In the meantime the families seeking their annual escape opted for packaged travel and ready sunshine. Benidorm succeeded Blackpool. Sardinia grabbed the wind-shielded denizens of Scarborough. And Malta was judged better than Margate. But as Covid-19 takes its continuing toll will “staycations” lend new life to old Guest Houses? Or are we all now so pampered by en-suite accommodation and restaurant-quality food and drink that the Guest House is beyond redemption? Of course it is not only the Guest House that has changed but the world that gave it life.

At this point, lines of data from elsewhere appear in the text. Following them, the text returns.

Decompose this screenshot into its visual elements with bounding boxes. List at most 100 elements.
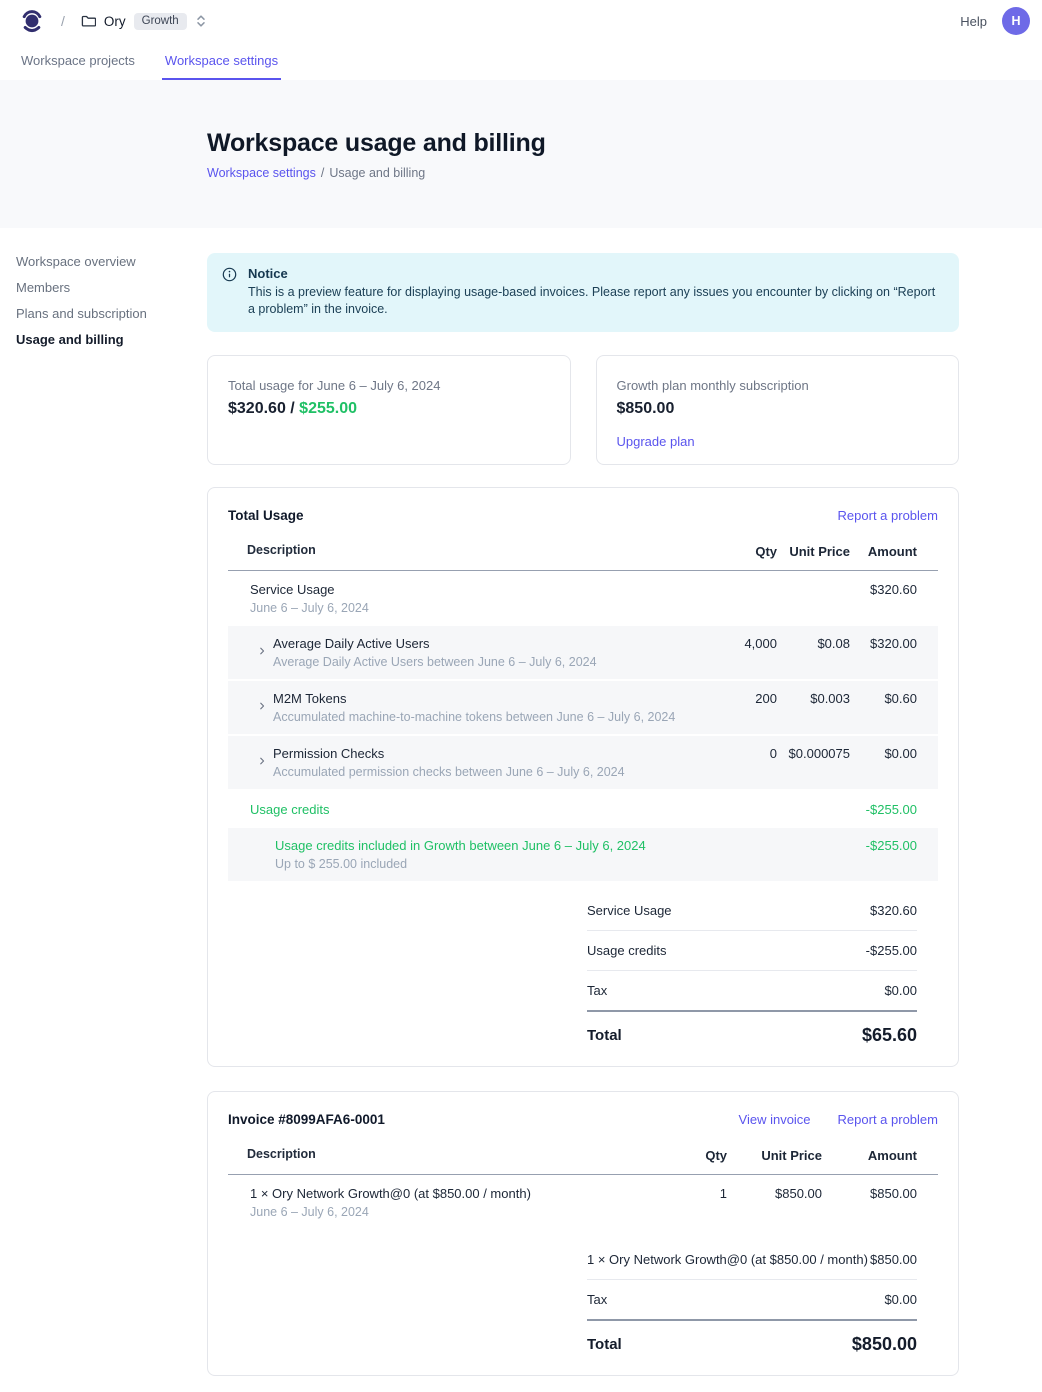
sidebar-item-members[interactable]: Members [16,280,71,295]
chevron-right-icon[interactable] [254,646,270,656]
summary-value: $65.60 [861,1025,917,1045]
chevron-right-icon[interactable] [254,701,270,711]
topbar-separator: / [61,13,65,29]
chevron-right-icon[interactable] [254,756,270,766]
amount-cell: $320.00 [870,636,917,651]
help-link[interactable]: Help [960,13,987,29]
summary-value: $850.00 [851,1334,917,1354]
description-cell: Permission Checks Accumulated permission … [228,745,697,780]
sidebar-item-usage-and-billing[interactable]: Usage and billing [16,332,124,347]
total-usage-table-card: Total Usage Report a problem Description… [207,487,959,1067]
usage-credit-amount: $255.00 [299,400,358,417]
row-title: Service Usage [250,582,335,597]
summary-row: Usage credits -$255.00 [587,931,917,971]
table-row: Usage credits included in Growth between… [228,828,938,881]
column-header-unit-price: Unit Price [789,544,850,559]
invoice-report-problem-link[interactable]: Report a problem [837,1112,938,1127]
summary-label: Usage credits [587,943,667,958]
summary-row: 1 × Ory Network Growth@0 (at $850.00 / m… [587,1240,917,1280]
notice-title: Notice [248,266,288,281]
unit-price-cell: $0.003 [810,691,850,706]
sidebar-item-workspace-overview[interactable]: Workspace overview [16,254,136,269]
sidebar-item-plans-and-subscription[interactable]: Plans and subscription [16,306,147,321]
description-cell: Usage credits included in Growth between… [228,837,697,872]
workspace-name: Ory [103,13,126,29]
amount-cell: $0.60 [884,691,917,706]
summary-row: Service Usage $320.60 [587,891,917,931]
summary-label: Total [587,1027,622,1044]
invoice-title: Invoice #8099AFA6-0001 [228,1112,385,1127]
workspace-tabbar: Workspace projects Workspace settings [0,42,1042,80]
settings-sidebar: Workspace overview Members Plans and sub… [0,228,207,1392]
summary-value: $320.60 [870,903,917,918]
amount-cell: -$255.00 [865,838,917,853]
topbar: / Ory Growth Help H [0,0,1042,42]
avatar[interactable]: H [1002,7,1030,35]
row-title: Average Daily Active Users [273,636,430,651]
view-invoice-link[interactable]: View invoice [738,1112,811,1127]
summary-label: Service Usage [587,903,672,918]
usage-table: Description Qty Unit Price Amount Service Us… [228,537,938,881]
workspace-switcher[interactable]: Ory Growth [81,12,207,30]
summary-value: -$255.00 [865,943,917,958]
usage-amount: $320.60 / [228,400,300,417]
workspace-plan-badge: Growth [133,12,187,30]
table-header-row: Description Qty Unit Price Amount [228,537,938,571]
breadcrumb-workspace-settings-link[interactable]: Workspace settings [207,166,316,180]
tab-workspace-projects[interactable]: Workspace projects [21,52,135,68]
row-text: Usage credits [250,801,697,818]
qty-cell: 200 [755,691,777,706]
subscription-value: $850.00 [616,400,675,417]
table-row: Usage credits -$255.00 [228,791,938,828]
ory-logo[interactable] [20,8,44,35]
summary-label: Total [587,1336,622,1353]
column-header-qty: Qty [705,1148,727,1163]
table-header-row: Description Qty Unit Price Amount [228,1141,938,1175]
qty-cell: 4,000 [744,636,777,651]
tab-workspace-settings[interactable]: Workspace settings [161,42,282,80]
description-cell: Average Daily Active Users Average Daily … [228,635,697,670]
invoice-table: Description Qty Unit Price Amount 1 × Ory Ne… [228,1141,938,1230]
row-subtitle: June 6 – July 6, 2024 [250,601,369,615]
upgrade-plan-link[interactable]: Upgrade plan [616,434,695,449]
ory-logo-icon [22,9,42,32]
report-problem-link[interactable]: Report a problem [837,508,938,523]
table-row: Service Usage June 6 – July 6, 2024 $320.6… [228,571,938,626]
row-title: 1 × Ory Network Growth@0 (at $850.00 / m… [250,1186,531,1201]
row-subtitle: June 6 – July 6, 2024 [250,1205,369,1219]
table-row: 1 × Ory Network Growth@0 (at $850.00 / m… [228,1175,938,1230]
page-header: Workspace usage and billing Workspace se… [0,80,1042,228]
invoice-summary: 1 × Ory Network Growth@0 (at $850.00 / m… [587,1240,917,1357]
unit-price-cell: $0.000075 [788,746,850,761]
notice-banner: Notice This is a preview feature for dis… [207,253,959,332]
description-cell: M2M Tokens Accumulated machine-to-machine… [228,690,697,725]
column-header-description: Description [247,1147,316,1161]
unit-price-cell: $0.08 [817,636,850,651]
summary-label: Tax [587,983,608,998]
table-row[interactable]: Permission Checks Accumulated permission … [228,736,938,789]
description-cell: Service Usage June 6 – July 6, 2024 [228,581,697,616]
qty-cell: 0 [769,746,777,761]
summary-row: Total $850.00 [587,1321,917,1357]
row-subtitle: Accumulated machine-to-machine tokens be… [273,710,676,724]
total-usage-value: $320.60 / $255.00 [228,400,550,418]
column-header-qty: Qty [755,544,777,559]
summary-row: Total $65.60 [587,1012,917,1048]
breadcrumb-current: Usage and billing [329,166,426,180]
summary-label: Tax [587,1292,608,1307]
notice-body: This is a preview feature for displaying… [248,285,936,316]
table-row[interactable]: Average Daily Active Users Average Daily … [228,626,938,679]
amount-cell: $0.00 [884,746,917,761]
summary-value: $850.00 [870,1252,917,1267]
total-usage-card: Total usage for June 6 – July 6, 2024 $3… [207,355,571,465]
amount-cell: $320.60 [870,582,917,597]
row-subtitle: Accumulated permission checks between Ju… [273,765,625,779]
invoice-card: Invoice #8099AFA6-0001 View invoice Repo… [207,1091,959,1376]
description-cell: 1 × Ory Network Growth@0 (at $850.00 / m… [228,1185,667,1220]
column-header-amount: Amount [867,1148,917,1163]
breadcrumb-separator: / [320,166,325,180]
description-cell: Usage credits [228,801,697,818]
summary-row: Tax $0.00 [587,971,917,1012]
table-row[interactable]: M2M Tokens Accumulated machine-to-machine… [228,681,938,734]
row-text: Service Usage June 6 – July 6, 2024 [250,581,697,616]
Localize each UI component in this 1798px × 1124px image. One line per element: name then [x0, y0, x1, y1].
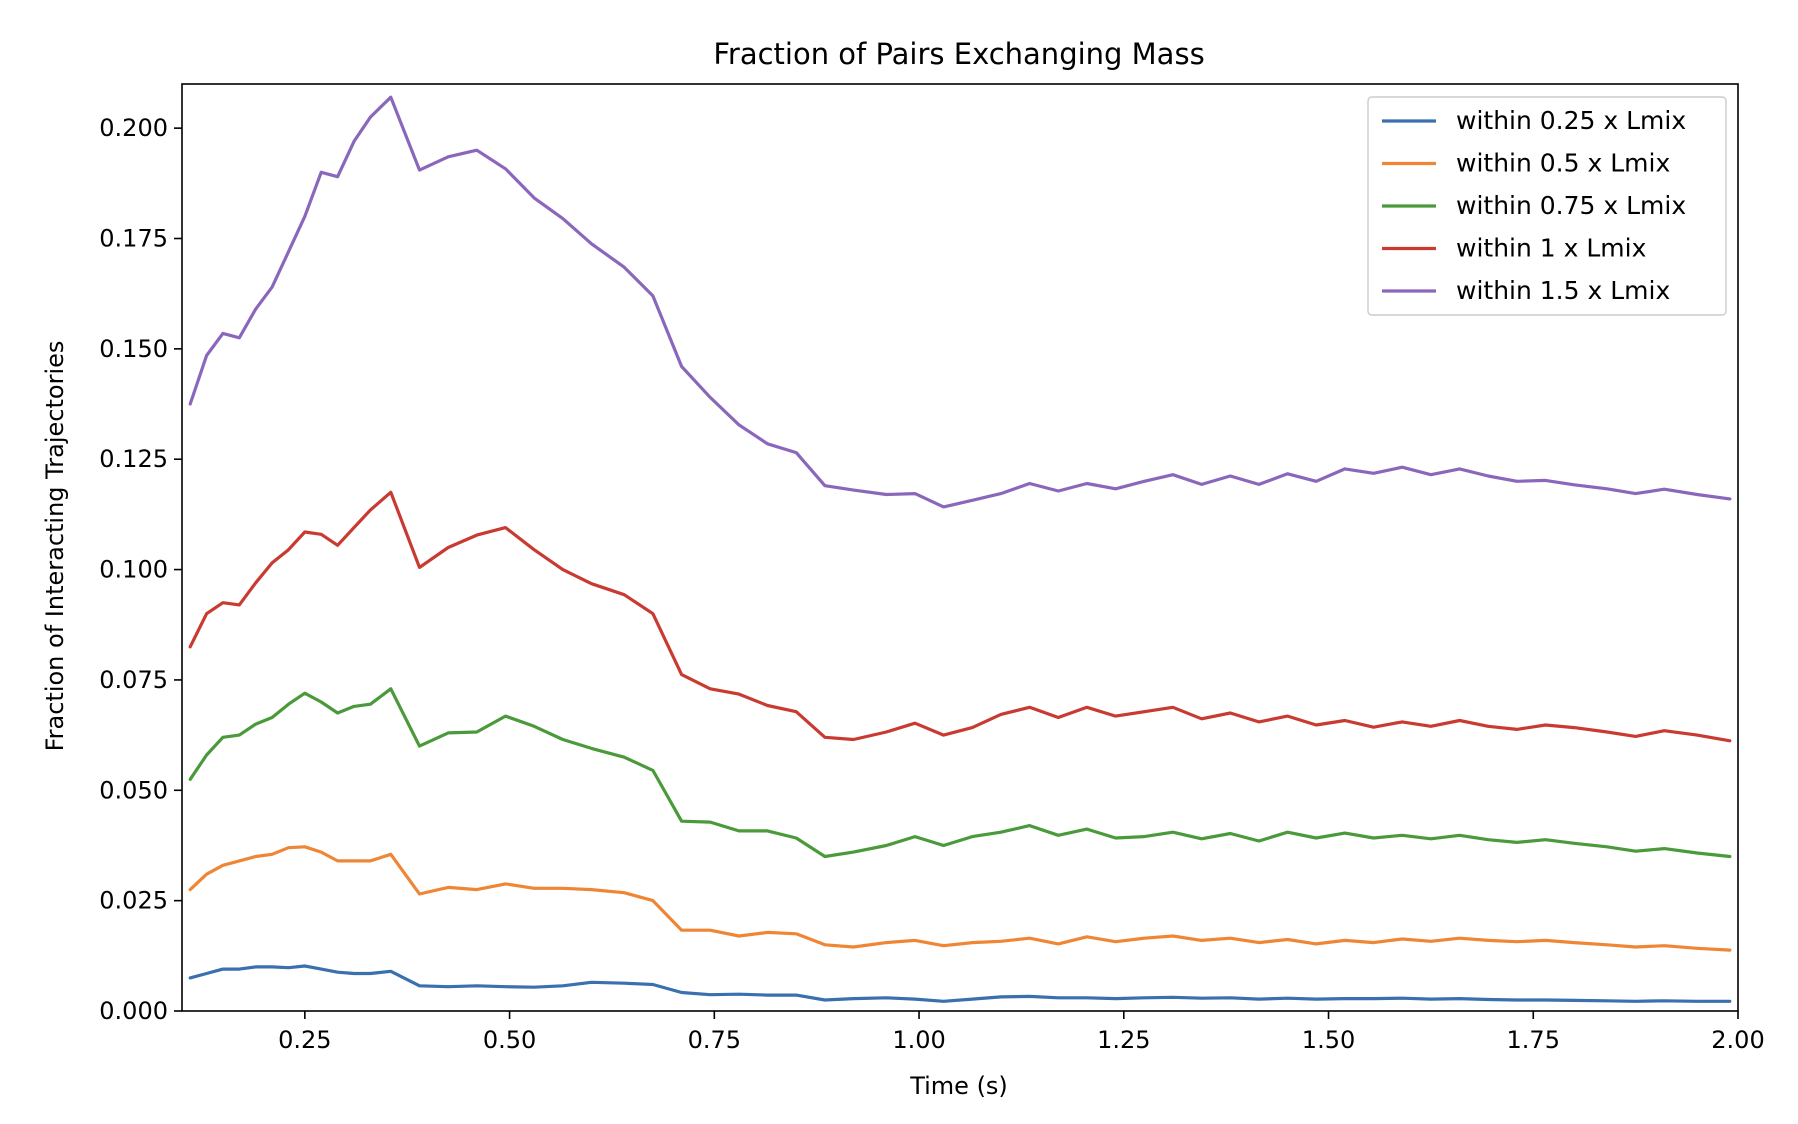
plot-area: 0.25 0.50 0.75 1.00 1.25 1.50 1.75 2.00 0.000 0.0… — [99, 83, 1765, 1054]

Beyond the reach of the vast majority of their fellow citizens, the leisured classes of the interwar years enjoyed long weekends in the spacious houses of their peers. The country house party became the much sought-after means to brush with what we now call celebrity. Hostesses of such weekends quietly invited photographers to come and take photos of their guests relaxing or disporting on the terraces of their grand houses. The morning after the guests had left, the photographs would be leaked to a newspaper or society magazine. The country-house “happenings” fed an appetite for social tittle-tattle, for a glimpse of the luxurious and the notorious from modest breakfast tables up and down the land. Envy was stirred and wanted to be satisfied, even if only in a sort of hand-me-down way. The society weekend in the country cast a long shadow, well beyond the interwar years. Visiting others’ large houses courtesy of the National Trust became a national habit. Staying in other people’s houses for holidays a derivative pleasure. Whether on outings for the day or in search of a relaxed holiday free from household chores and served by “staff”, all were engaged in a harmless collective fantasy. The Guest House was an escape from “our house” and – albeit remotely – a chance to savour the enjoyments of being a guest in someone else’s house, a mildly grander one than the visitor’s everyday one.
The Guest House as it once was has passed its prime; it has become something else. Notwithstanding an understandable preference to holiday in Britain until Covid-19 is brought more firmly under control, the remembered charms of the Guest House will not arrest the summer rush for the Mediterranean sunshine.